First published on the Brett Wilson Crime, Fraud and Regulatory Law Blog on 26 September 2016
Alan Blacker, the colourful solicitor-advocate who was struck off by the Solicitors Disciplinary Tribunal (SDT) in July following a two-day hearing (which he did not attend), has failed in his bid for a rehearing and ordered to pay a further £7,500 in costs.
Mr Blacker, who uses the title Lord Harley of Counsel, initially faced eight allegations arising out of his employment as a solicitor for a charity (Jaflas). The allegations included failure to comply with accounting rules and procedures, making inaccurate and misleading statements in relation to his academic qualifications and his entitlement to use titles, and misleading His Honour Judge Wynn Morgan at Cardiff Crown Court.
In his LinkedIn profile Mr Blacker, 44, had claimed, inter alia, that he had studied at Oxford University, had first-class honours degrees and practising rights in Canada, Ireland and Denmark. The hearing proceeded in Mr Blacker’s absence and the SDT found seven of the eight allegations against him to be proven. The allegation in relation to misleading HHJ Wynn Morgan (who infamously referred to Blacker as ‘looking like something out of Harry Potter’ because of badges and ribbons he had worn in court) was found not proven. Mr Blacker was struck off the roll of solicitors and ordered to pay £86,000 in costs.

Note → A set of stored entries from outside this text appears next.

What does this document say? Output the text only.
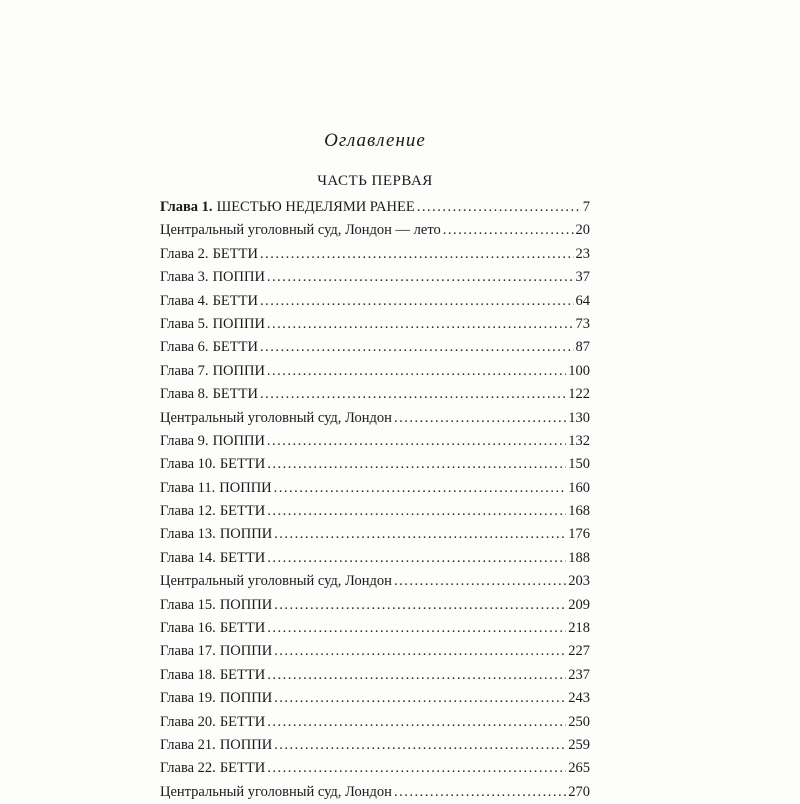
Оглавление
ЧАСТЬ ПЕРВАЯ
Глава 1. ШЕСТЬЮ НЕДЕЛЯМИ РАНЕЕ .....	7
Центральный уголовный суд, Лондон — лето .....	20
Глава 2. БЕТТИ .....	23
Глава 3. ПОППИ .....	37
Глава 4. БЕТТИ .....	64
Глава 5. ПОППИ .....	73
Глава 6. БЕТТИ .....	87
Глава 7. ПОППИ .....	100
Глава 8. БЕТТИ .....	122
Центральный уголовный суд, Лондон .....	130
Глава 9. ПОППИ .....	132
Глава 10. БЕТТИ .....	150
Глава 11. ПОППИ .....	160
Глава 12. БЕТТИ .....	168
Глава 13. ПОППИ .....	176
Глава 14. БЕТТИ .....	188
Центральный уголовный суд, Лондон .....	203
Глава 15. ПОППИ .....	209
Глава 16. БЕТТИ .....	218
Глава 17. ПОППИ .....	227
Глава 18. БЕТТИ .....	237
Глава 19. ПОППИ .....	243
Глава 20. БЕТТИ .....	250
Глава 21. ПОППИ .....	259
Глава 22. БЕТТИ .....	265
Центральный уголовный суд, Лондон .....	270
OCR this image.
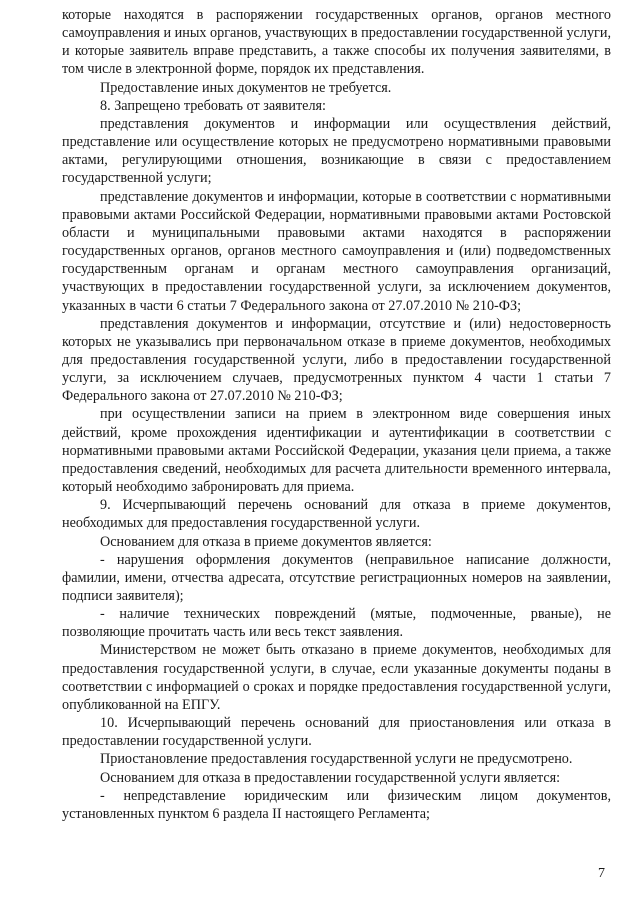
которые находятся в распоряжении государственных органов, органов местного самоуправления и иных органов, участвующих в предоставлении государственной услуги, и которые заявитель вправе представить, а также способы их получения заявителями, в том числе в электронной форме, порядок их представления.

Предоставление иных документов не требуется.

8. Запрещено требовать от заявителя:

представления документов и информации или осуществления действий, представление или осуществление которых не предусмотрено нормативными правовыми актами, регулирующими отношения, возникающие в связи с предоставлением государственной услуги;

представление документов и информации, которые в соответствии с нормативными правовыми актами Российской Федерации, нормативными правовыми актами Ростовской области и муниципальными правовыми актами находятся в распоряжении государственных органов, органов местного самоуправления и (или) подведомственных государственным органам и органам местного самоуправления организаций, участвующих в предоставлении государственной услуги, за исключением документов, указанных в части 6 статьи 7 Федерального закона от 27.07.2010 № 210-ФЗ;

представления документов и информации, отсутствие и (или) недостоверность которых не указывались при первоначальном отказе в приеме документов, необходимых для предоставления государственной услуги, либо в предоставлении государственной услуги, за исключением случаев, предусмотренных пунктом 4 части 1 статьи 7 Федерального закона от 27.07.2010 № 210-ФЗ;

при осуществлении записи на прием в электронном виде совершения иных действий, кроме прохождения идентификации и аутентификации в соответствии с нормативными правовыми актами Российской Федерации, указания цели приема, а также предоставления сведений, необходимых для расчета длительности временного интервала, который необходимо забронировать для приема.

9. Исчерпывающий перечень оснований для отказа в приеме документов, необходимых для предоставления государственной услуги.

Основанием для отказа в приеме документов является:

- нарушения оформления документов (неправильное написание должности, фамилии, имени, отчества адресата, отсутствие регистрационных номеров на заявлении, подписи заявителя);

- наличие технических повреждений (мятые, подмоченные, рваные), не позволяющие прочитать часть или весь текст заявления.

Министерством не может быть отказано в приеме документов, необходимых для предоставления государственной услуги, в случае, если указанные документы поданы в соответствии с информацией о сроках и порядке предоставления государственной услуги, опубликованной на ЕПГУ.

10. Исчерпывающий перечень оснований для приостановления или отказа в предоставлении государственной услуги.

Приостановление предоставления государственной услуги не предусмотрено.

Основанием для отказа в предоставлении государственной услуги является:

- непредставление юридическим или физическим лицом документов, установленных пунктом 6 раздела II настоящего Регламента;

7
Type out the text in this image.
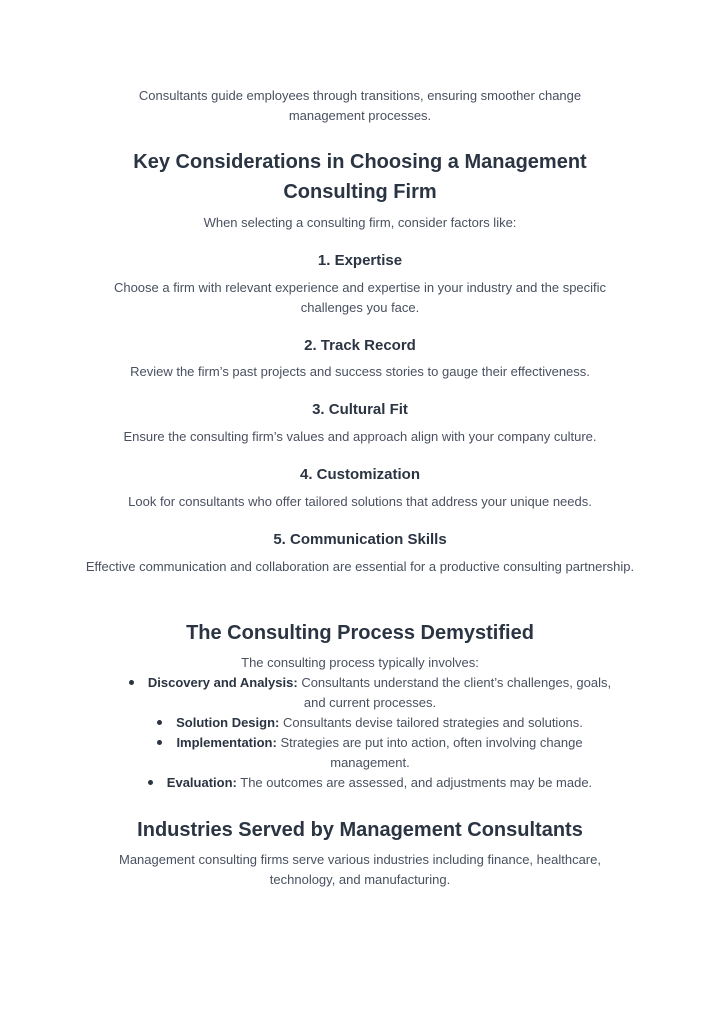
Consultants guide employees through transitions, ensuring smoother change management processes.

Key Considerations in Choosing a Management Consulting Firm

When selecting a consulting firm, consider factors like:

1. Expertise

Choose a firm with relevant experience and expertise in your industry and the specific challenges you face.

2. Track Record

Review the firm’s past projects and success stories to gauge their effectiveness.

3. Cultural Fit

Ensure the consulting firm’s values and approach align with your company culture.

4. Customization

Look for consultants who offer tailored solutions that address your unique needs.

5. Communication Skills

Effective communication and collaboration are essential for a productive consulting partnership.

The Consulting Process Demystified

The consulting process typically involves:

Discovery and Analysis: Consultants understand the client’s challenges, goals, and current processes.
Solution Design: Consultants devise tailored strategies and solutions.
Implementation: Strategies are put into action, often involving change management.
Evaluation: The outcomes are assessed, and adjustments may be made.
Industries Served by Management Consultants

Management consulting firms serve various industries including finance, healthcare, technology, and manufacturing.
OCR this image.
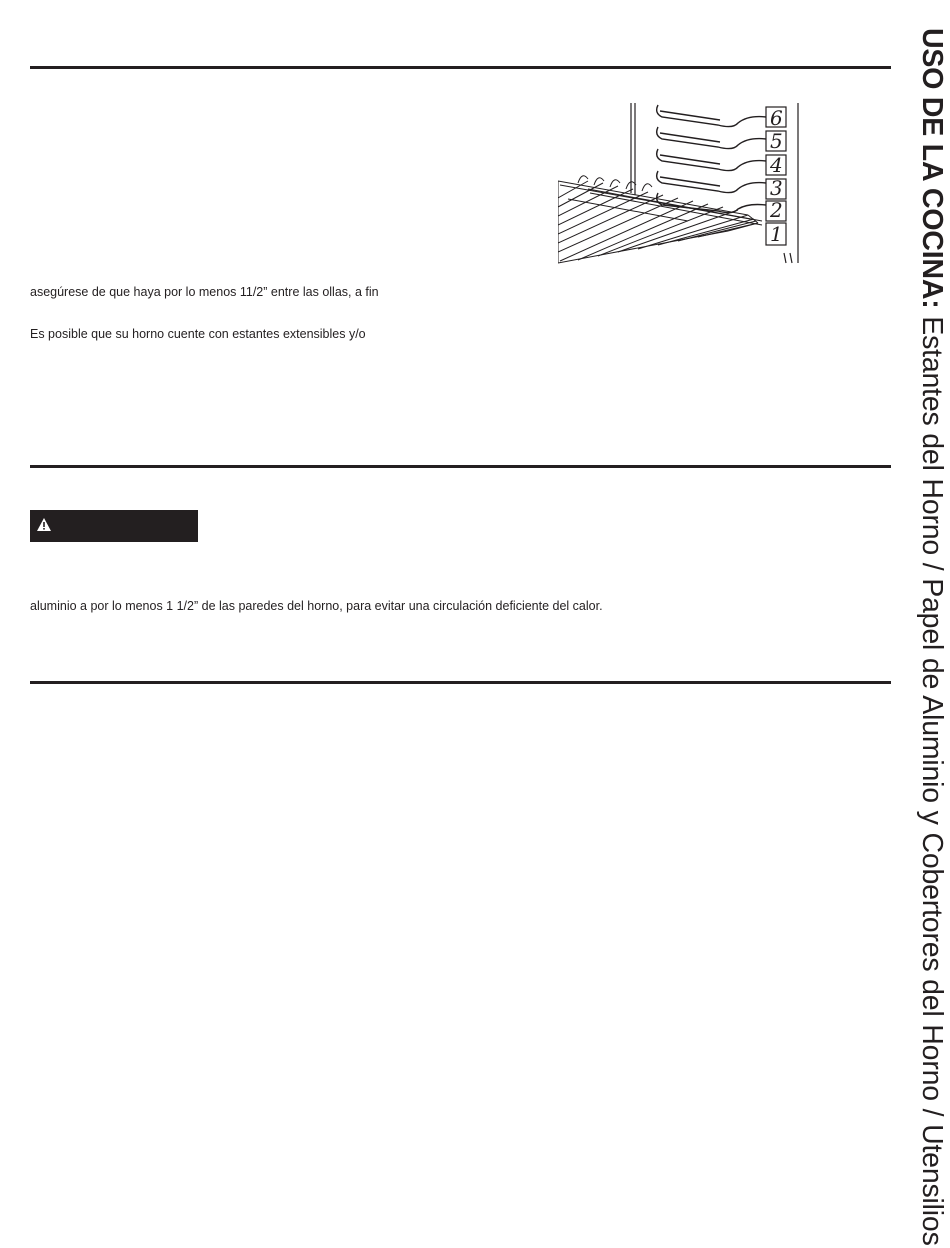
6
5
4
3
2
1
asegúrese de que haya por lo menos 11/2” entre las ollas, a fin
Es posible que su horno cuente con estantes extensibles y/o
aluminio a por lo menos 1 1/2” de las paredes del horno, para evitar una circulación deficiente del calor.
USO DE LA COCINA: Estantes del Horno / Papel de Aluminio y Cobertores del Horno / Utensilios
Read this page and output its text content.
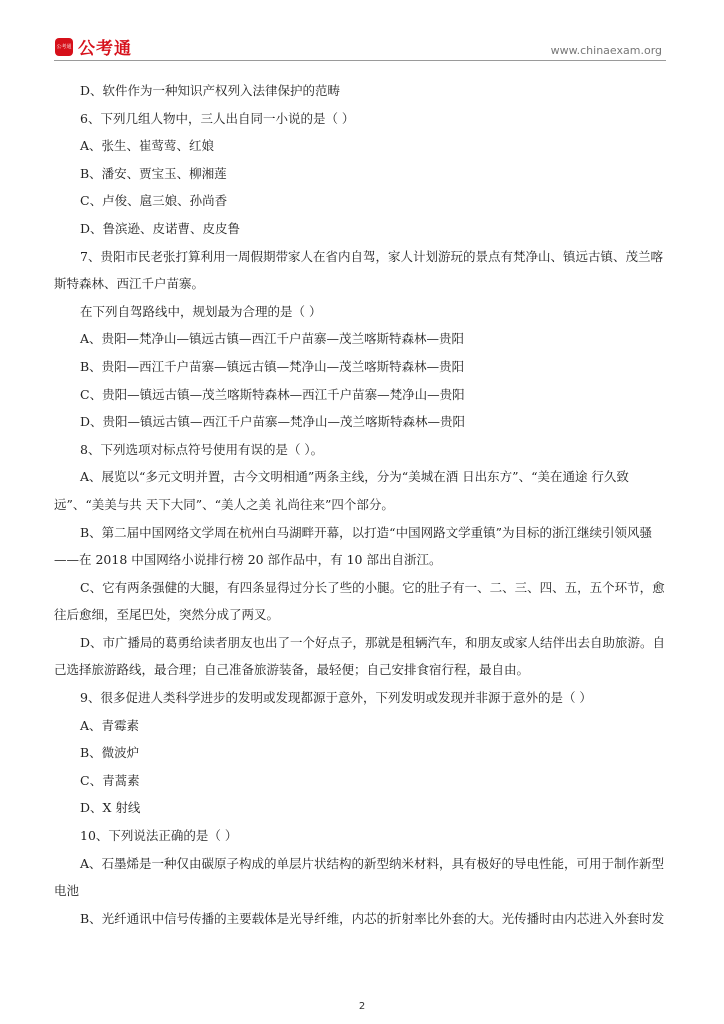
公考通 公考通	www.chinaexam.org
D、软件作为一种知识产权列入法律保护的范畴
6、下列几组人物中，三人出自同一小说的是（ ）
A、张生、崔莺莺、红娘
B、潘安、贾宝玉、柳湘莲
C、卢俊、扈三娘、孙尚香
D、鲁滨逊、皮诺曹、皮皮鲁
7、贵阳市民老张打算利用一周假期带家人在省内自驾，家人计划游玩的景点有梵净山、镇远古镇、茂兰喀
斯特森林、西江千户苗寨。
在下列自驾路线中，规划最为合理的是（ ）
A、贵阳—梵净山—镇远古镇—西江千户苗寨—茂兰喀斯特森林—贵阳
B、贵阳—西江千户苗寨—镇远古镇—梵净山—茂兰喀斯特森林—贵阳
C、贵阳—镇远古镇—茂兰喀斯特森林—西江千户苗寨—梵净山—贵阳
D、贵阳—镇远古镇—西江千户苗寨—梵净山—茂兰喀斯特森林—贵阳
8、下列选项对标点符号使用有误的是（ ）。
A、展览以“多元文明并置，古今文明相通”两条主线，分为“美城在酒 日出东方”、“美在通途 行久致
远”、“美美与共 天下大同”、“美人之美 礼尚往来”四个部分。
B、第二届中国网络文学周在杭州白马湖畔开幕，以打造“中国网路文学重镇”为目标的浙江继续引领风骚
——在 2018 中国网络小说排行榜 20 部作品中，有 10 部出自浙江。
C、它有两条强健的大腿，有四条显得过分长了些的小腿。它的肚子有一、二、三、四、五，五个环节，愈
往后愈细，至尾巴处，突然分成了两叉。
D、市广播局的葛勇给读者朋友也出了一个好点子，那就是租辆汽车，和朋友或家人结伴出去自助旅游。自
己选择旅游路线，最合理；自己准备旅游装备，最轻便；自己安排食宿行程，最自由。
9、很多促进人类科学进步的发明或发现都源于意外，下列发明或发现并非源于意外的是（ ）
A、青霉素
B、微波炉
C、青蒿素
D、X 射线
10、下列说法正确的是（ ）
A、石墨烯是一种仅由碳原子构成的单层片状结构的新型纳米材料，具有极好的导电性能，可用于制作新型
电池
B、光纤通讯中信号传播的主要载体是光导纤维，内芯的折射率比外套的大。光传播时由内芯进入外套时发
2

Following the decision Mr Blacker had 14 days to apply for a rehearing which may be ordered where a respondent has not appeared and has not been represented. On the 6 September 2016 the SDT heard Mr Blacker’s application for a rehearing. Once again Mr Blacker failed to appear citing [unpublished] medical problems. He was represented by Mr Anton van Dellen from Goldsmith Chambers. In a statement before the re-hearing van Dellen said his client was ‘very disappointed’ with the decision of the SDT made in his absence. ‘He was unable to attend due to his disabilities, which will be the basis of his application for a rehearing under the SDT rules,’ said the statement. ‘He is very concerned that reasonable adjustments are not being made for his disabilities, as is required by law. He is also amazed by the extremely high level of costs incurred by the SRA.’
Counsel for Blacker explained that he had been unable to attend the original hearing as the Tribunal had refused to transfer the hearing to Manchester or Rochdale and his disability prevented him from travelling to London. In response, the SRA argued that Blacker had failed to serve proper medical evidence (Blacker had refused to allow the medical evidence to be shared with the SRA) to support his application for transfer to Rochdale or London. Blacker had filed 150 pages of evidence two days before the original hearing setting out his defence. Having considered the defence the Tribunal was still satisfied that the allegations were proven.
The SDT held that to order a rehearing would involve the witnesses being called again and incur significant costs. Blacker had failed to file/serve medical evidence in time and prevented its disclosure to the SRA. Medical evidence subsequently disclosed was “insufficiently detailed and unconvincing”. It had been Blacker’s sole responsibility for ensuring that the proper medical evidence should have been submitted in advance of the July hearing and that to allow a rehearing in these circumstances would “send entirely the wrong message to the profession”.
The application for a re-hearing was duly refused and Mr Blacker was ordered to pay a further £7,500 in costs. This may not be the end of matters as Mr van Dellen stated during the application that there was a “separate appeal that’s going to go on at the High Court”.